Alas, I’m selectively quoting. What they actually said, snidely, was that Cato is a “hired voice of reason during political debates, because of its pseudo-academic affiliations.” (I don’t know why they italicized “voice of reason” — I always thought Reason was the voice of reason.)


But my selective quotation is as accurate as the selective research that VOIP News did for this fluffy hit piece. You see, Cato recently published a lengthy paper that articulates the benefits of net neutrality (referred to as the end-to-end principle).

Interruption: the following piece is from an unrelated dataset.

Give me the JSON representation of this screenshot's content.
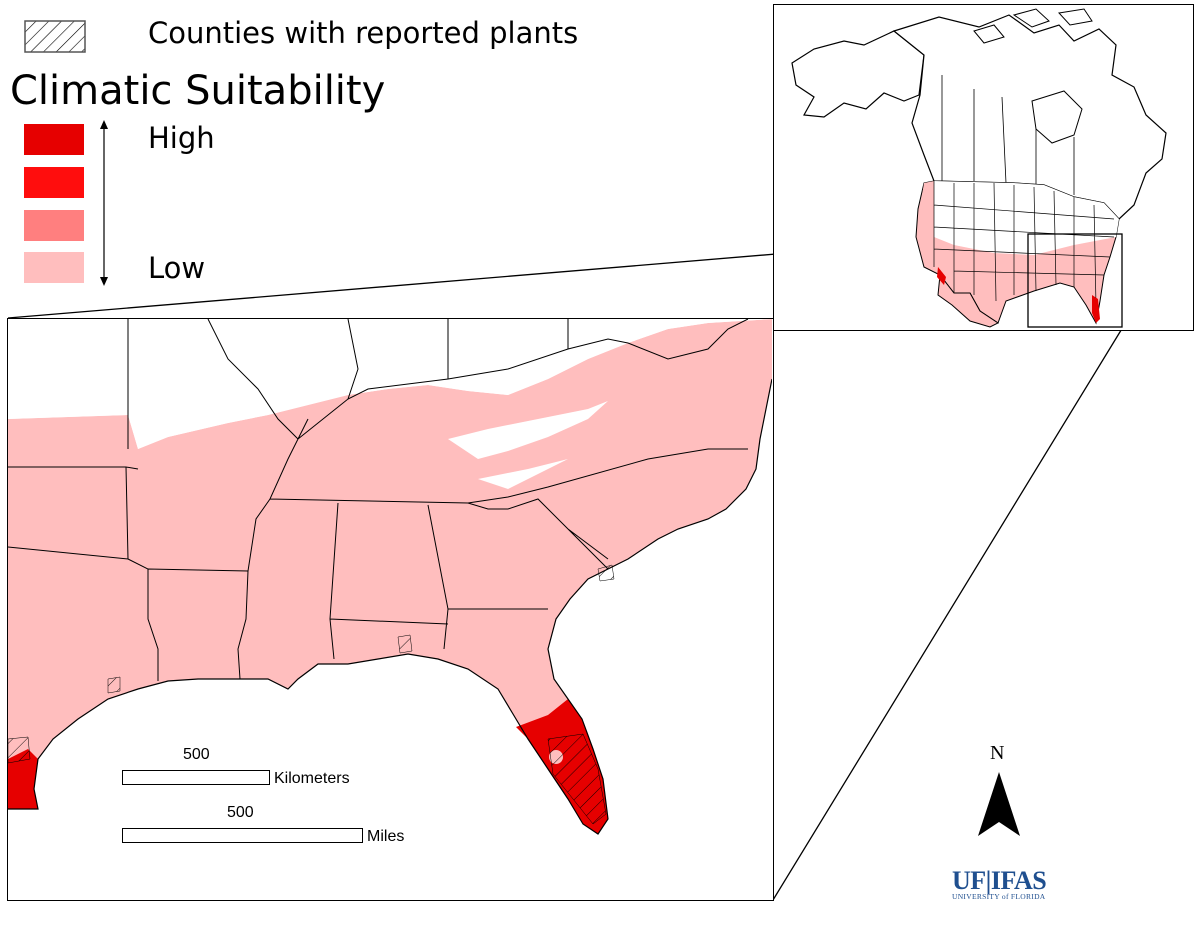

Where do you find that in the paper? Here’s the first paragraph of the executive summary:

An important reason for the Internet’s remarkable growth over the last quarter century is the “end-to-end” principle that networks should confine themselves to transmitting generic packets without worrying about their contents. Not only has this made deployment of internet infrastructure cheap and efficient, but it has created fertile ground for entrepreneurship. On a network that respects the end-to-end principle, prior approval from network owners is not needed to launch new applications, services, or content.

The paper expresses well-founded concerns about net neutrality regulation—taking a good engineering practice and making a mandate of it for lawyers and bureaucrats to implement. From the executive summary’s third paragraph:

New regulations inevitably come with unintended consequences. Indeed, today’s network neutrality debate is strikingly similar to the debate that produced the first modern regulatory agency, the Interstate Commerce Commission. Unfortunately, rather than protecting consumers from the railroads, the ICC protected the railroads from competition by erecting new barriers to entry in the surface transportation marketplace. Other 20th-century regulatory agencies also limited competition in the industries they regulated. Like these older regulatory regimes, network neutrality regulations are likely not to achieve their intended aims.

It’s tough sledding, working through most of a one-page executive summary. But many publications go that far in researching the pieces they publish.


I do sincerely appreciate the nod to our prominence in this debate. I hope VOIP News does a better job of portraying where we stand and why in the future.